This vulnerability allows an attacker who can authenticate to the Zimbra Exchange Web Services (EWS) SOAP interface to submit specially crafted XML that includes external entity references. The server’s XML parser resolves these references, resulting in the ability to read files residing on the Zimbra server machine. The impact is the disclosure of potentially sensitive configuration files, credentials, or other internal data, compromising confidentiality. The weakness is characterized as CWE-611, a classic XML External Entity condition. No denial‑of‑service or execution path is noted, so the threat is limited to data exposure. The CVSS base score of 4.3 indicates a low‑to‑moderate severity, reflecting that the requirement for authentication and the nature of the data disclosed keep the risk profile modest compared to higher‑scoring bugs.
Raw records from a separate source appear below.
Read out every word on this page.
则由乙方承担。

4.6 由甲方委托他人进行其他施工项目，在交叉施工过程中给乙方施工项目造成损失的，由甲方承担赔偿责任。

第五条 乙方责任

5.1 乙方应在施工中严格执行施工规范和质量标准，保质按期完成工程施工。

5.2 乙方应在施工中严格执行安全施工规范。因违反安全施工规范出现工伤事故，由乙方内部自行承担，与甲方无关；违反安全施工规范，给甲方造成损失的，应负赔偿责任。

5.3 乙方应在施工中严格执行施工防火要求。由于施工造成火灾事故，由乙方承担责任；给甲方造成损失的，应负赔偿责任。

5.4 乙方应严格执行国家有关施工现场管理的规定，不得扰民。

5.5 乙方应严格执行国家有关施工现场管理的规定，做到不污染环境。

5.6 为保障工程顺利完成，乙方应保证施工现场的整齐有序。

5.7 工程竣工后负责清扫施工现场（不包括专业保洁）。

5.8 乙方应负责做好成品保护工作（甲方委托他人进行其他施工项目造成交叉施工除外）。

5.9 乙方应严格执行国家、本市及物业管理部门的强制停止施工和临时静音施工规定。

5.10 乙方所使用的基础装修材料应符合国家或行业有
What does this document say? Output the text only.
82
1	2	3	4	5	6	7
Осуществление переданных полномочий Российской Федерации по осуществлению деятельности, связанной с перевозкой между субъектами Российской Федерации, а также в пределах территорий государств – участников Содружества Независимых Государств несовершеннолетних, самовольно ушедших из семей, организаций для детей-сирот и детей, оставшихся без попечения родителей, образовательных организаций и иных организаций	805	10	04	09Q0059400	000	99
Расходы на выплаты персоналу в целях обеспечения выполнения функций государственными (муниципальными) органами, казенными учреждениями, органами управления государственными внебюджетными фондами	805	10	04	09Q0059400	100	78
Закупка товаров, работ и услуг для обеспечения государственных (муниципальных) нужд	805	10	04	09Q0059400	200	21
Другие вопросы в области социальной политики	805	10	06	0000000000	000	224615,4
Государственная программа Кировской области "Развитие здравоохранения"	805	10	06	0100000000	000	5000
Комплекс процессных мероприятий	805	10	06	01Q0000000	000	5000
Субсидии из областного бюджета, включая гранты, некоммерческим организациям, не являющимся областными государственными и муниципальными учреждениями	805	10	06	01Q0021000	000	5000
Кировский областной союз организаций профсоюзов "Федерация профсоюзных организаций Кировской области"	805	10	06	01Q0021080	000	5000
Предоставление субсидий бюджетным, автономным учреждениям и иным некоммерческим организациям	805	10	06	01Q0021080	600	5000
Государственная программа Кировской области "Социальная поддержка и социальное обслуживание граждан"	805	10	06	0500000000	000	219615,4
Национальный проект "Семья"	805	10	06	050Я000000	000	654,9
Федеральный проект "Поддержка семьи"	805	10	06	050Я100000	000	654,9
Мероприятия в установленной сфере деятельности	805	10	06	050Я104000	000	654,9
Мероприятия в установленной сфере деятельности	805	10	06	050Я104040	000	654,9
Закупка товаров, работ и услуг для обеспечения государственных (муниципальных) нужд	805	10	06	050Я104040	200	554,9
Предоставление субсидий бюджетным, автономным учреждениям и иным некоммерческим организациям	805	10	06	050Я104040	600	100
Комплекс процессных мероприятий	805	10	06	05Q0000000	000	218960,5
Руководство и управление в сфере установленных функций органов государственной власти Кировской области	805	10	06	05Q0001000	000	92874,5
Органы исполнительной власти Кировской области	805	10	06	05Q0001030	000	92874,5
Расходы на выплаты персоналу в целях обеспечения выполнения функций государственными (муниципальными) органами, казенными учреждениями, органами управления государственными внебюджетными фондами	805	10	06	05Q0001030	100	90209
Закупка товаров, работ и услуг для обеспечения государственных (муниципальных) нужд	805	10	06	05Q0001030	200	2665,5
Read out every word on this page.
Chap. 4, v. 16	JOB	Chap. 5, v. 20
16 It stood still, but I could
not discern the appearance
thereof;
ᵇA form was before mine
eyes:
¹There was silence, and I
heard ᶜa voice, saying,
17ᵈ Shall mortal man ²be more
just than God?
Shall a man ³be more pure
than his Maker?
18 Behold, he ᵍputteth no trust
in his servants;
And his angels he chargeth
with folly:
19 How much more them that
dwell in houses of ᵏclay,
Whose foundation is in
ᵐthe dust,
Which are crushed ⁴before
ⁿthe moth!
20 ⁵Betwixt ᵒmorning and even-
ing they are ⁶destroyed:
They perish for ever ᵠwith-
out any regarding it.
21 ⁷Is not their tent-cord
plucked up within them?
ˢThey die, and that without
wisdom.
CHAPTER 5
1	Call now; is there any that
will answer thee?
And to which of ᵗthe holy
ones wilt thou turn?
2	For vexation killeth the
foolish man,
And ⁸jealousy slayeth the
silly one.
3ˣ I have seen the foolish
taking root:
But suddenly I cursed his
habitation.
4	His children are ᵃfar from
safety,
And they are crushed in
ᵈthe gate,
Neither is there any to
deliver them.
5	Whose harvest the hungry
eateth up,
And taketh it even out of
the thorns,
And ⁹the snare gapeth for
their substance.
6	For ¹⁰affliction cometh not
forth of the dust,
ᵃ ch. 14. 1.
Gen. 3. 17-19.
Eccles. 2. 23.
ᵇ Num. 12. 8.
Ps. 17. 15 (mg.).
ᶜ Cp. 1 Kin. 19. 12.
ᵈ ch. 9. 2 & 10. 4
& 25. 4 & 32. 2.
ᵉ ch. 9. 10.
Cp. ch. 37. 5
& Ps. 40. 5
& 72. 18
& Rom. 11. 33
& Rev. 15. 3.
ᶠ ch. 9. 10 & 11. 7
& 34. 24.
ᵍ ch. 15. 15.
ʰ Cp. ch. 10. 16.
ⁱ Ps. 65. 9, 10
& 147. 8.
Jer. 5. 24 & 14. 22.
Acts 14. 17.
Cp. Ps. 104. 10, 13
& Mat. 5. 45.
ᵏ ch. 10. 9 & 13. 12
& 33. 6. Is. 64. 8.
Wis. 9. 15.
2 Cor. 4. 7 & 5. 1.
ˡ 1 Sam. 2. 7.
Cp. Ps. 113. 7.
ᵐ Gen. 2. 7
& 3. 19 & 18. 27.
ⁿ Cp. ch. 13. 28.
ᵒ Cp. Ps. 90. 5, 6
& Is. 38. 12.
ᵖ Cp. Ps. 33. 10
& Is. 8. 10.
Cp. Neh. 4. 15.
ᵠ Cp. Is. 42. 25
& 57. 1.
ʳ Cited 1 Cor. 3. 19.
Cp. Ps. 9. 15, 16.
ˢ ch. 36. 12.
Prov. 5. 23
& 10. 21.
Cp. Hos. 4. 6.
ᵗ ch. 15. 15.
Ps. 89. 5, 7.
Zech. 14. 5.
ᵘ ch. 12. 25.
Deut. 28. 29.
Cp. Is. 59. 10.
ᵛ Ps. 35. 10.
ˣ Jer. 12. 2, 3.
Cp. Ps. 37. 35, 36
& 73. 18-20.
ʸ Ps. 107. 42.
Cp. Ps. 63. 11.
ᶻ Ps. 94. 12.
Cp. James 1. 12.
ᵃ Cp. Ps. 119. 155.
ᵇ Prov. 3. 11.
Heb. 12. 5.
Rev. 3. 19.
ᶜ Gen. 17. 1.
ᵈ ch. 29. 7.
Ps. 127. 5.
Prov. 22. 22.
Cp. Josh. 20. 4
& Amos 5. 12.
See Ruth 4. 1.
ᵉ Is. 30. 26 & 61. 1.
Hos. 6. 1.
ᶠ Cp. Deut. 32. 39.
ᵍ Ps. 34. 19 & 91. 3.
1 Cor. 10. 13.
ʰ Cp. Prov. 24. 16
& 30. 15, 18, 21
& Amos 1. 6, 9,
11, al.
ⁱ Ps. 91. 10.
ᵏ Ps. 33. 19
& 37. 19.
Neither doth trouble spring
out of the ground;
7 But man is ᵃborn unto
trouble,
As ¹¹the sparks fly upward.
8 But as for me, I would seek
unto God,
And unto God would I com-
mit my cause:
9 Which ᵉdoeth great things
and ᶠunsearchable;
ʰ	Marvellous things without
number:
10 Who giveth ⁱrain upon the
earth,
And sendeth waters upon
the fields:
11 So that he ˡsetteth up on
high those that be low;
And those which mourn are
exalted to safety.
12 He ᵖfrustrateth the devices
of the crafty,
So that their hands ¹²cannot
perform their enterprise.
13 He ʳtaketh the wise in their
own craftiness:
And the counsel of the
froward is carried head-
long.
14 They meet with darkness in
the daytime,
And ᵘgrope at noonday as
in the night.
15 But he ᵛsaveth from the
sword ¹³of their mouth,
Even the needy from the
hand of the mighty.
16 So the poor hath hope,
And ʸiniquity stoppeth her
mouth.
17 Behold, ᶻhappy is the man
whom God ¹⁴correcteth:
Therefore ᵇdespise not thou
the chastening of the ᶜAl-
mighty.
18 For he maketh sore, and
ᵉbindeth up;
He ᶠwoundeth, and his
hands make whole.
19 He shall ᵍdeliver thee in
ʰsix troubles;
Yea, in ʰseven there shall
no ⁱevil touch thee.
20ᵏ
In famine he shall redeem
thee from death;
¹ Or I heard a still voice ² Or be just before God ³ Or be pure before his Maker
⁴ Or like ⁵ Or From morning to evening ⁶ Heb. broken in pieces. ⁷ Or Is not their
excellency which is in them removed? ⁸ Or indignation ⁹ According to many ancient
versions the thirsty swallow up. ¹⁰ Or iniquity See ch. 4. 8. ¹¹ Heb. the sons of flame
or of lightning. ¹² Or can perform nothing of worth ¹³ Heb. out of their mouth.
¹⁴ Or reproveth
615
The issue affects Zimbra Collaboration Suite releases 10.0 and 10.1. All editions of those major releases that expose the EWS SOAP interface are vulnerable. Administrators should verify whether their deployment is running any of the 10.0.x or 10.1.x branches, as the problem is specific to those major versions.

The exploit requires an authenticated user and the ability to send SOAP requests, meaning the threat vector is realistic within an internal network or for any attacker that has compromised credentials. The EPSS score of less than 1% indicates that active exploitation is currently unlikely; the vulnerability is not listed in the CISA KEV catalog. However, the low explosion probability does not negate the need for remediation, as the data exposed could be valuable. The CVSS score suggests the risk is moderate; combined with the requirement for authentication, its overall danger level is lower than Remote Code Execution bugs but still sufficient to warrant prompt action.